Aqueles olhos cansados
Jénerson Alves*
Em 04.12.2020
Calça justa, blusa fina, de botões. O primeiro botão aberto mostrava a curva dos seus seios, escondidos por um sutiã vermelho. Por onde passava, atraía olhares masculinos (e femininos). Ela era acostumada a isso. Sentia prazer na sensação de ser ‘secada’ pelos homens. Achava engraçada a forma como os namorados das amigas tentavam disfarçar o fascínio que sentiam por ela. Era ‘comida’ com os olhos por todos. Ouvia “eu te amo” de vários caras todos os dias. Mas sabia que esse ‘amor’ se reduzia a jantar, motel e ‘tchau’.
Até conhecer ele. Não que ele fosse feio, mas também não era bonito. Não que ele fosse burro, mas que tinha um papozinho meio… bobo. Não que ele fosse chato, mas também não era legal. Só que ele tinha algo… uma coisa assim, sabe? Meio que… sei não!
Já sei! O olhar. Isso mesmo. Era o olhar dele. O olhar! Não eram os olhos. Era o jeito que ele olhava. Um olhar meio triste, meio vazio, meio cansado, meio perdido. Uns olhos que pareciam mais velhos que o resto do corpo. Uns olhos que pareciam chateados de estar abertos, que queriam se fechar, que queriam dormir.
Mas quando esses olhos paravam nos olhos dela, ela sentia um arrepio. Um arrepio, não. Uma coisa! Deixa eu ver se explico.

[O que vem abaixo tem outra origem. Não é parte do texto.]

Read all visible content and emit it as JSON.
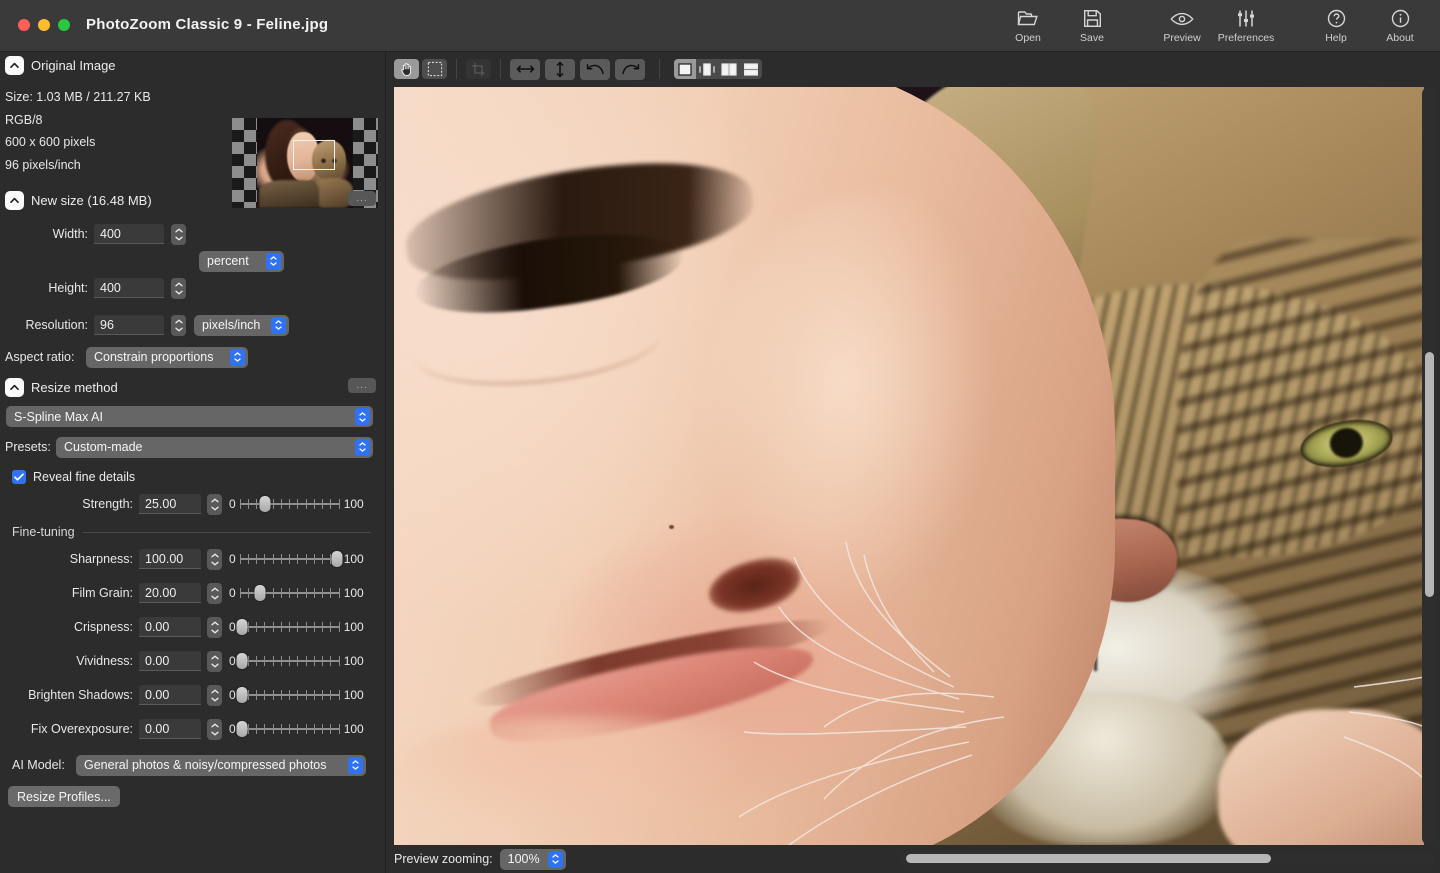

É que parece que ele conseguia olhar dentro dela. Ele não ficava babando, olhando os dois mamões que pulavam da blusa dela. Ele não ‘comia’ ela com os olhos. Ele não mandava mensagens pornôs pelo WhatsApp… mesmo em silêncio, ele tocava na alma dela.
Parece que ele sabia o quanto ela chorava sozinha à noite. Parece que ele enxergava as agruras e os ferimentos que havia no espírito dela. Parece que ele sentia a mesma dor que ela, quando alguém falava coisas feias sobre ela. Parece que ele conseguia abraçá-la com a mente.
Por isso, foi ela quem o chamou para sair, naquela noite. Ela mesma escolheu o restaurante, a mesa, a tequila. Pensava se seria ela quem teria de escolher o motel, mais tarde. Afinal de contas, não se pode perder uma noite de sábado…
Nesse momento, do nada, ele disse para ela: “Eu oro por você, sabia?”. Ela não acreditava nesse negócio de Deus. Achava que se Ele existisse, a vida dela não seria tão vazia. Mesmo assim, perguntou: “O que você pede a Ele por mim?” Ele respondeu: “Nada. Apenas declaro que você é dEle. E desejo que o amor dEle transborde em você”.
Ela ficou com isso na cabeça. Talvez a vida seja mais do que um emaranhado de fatos desconexos, do que um monte de erros que não saem do nada para o lugar algum. Talvez a vida não seja o que nós recebemos, mas aquilo que fazemos dela. Aí se jogou nos braços dele. E não quis largá-lo mais. Entendeu que o Eterno é tão grande que só cabe no espaço de um amor sincero.
*Jénerson Alves é jornalista e membro da Academia Caruaruense de Literatura de Cordel. Escreve às sextas-feiras.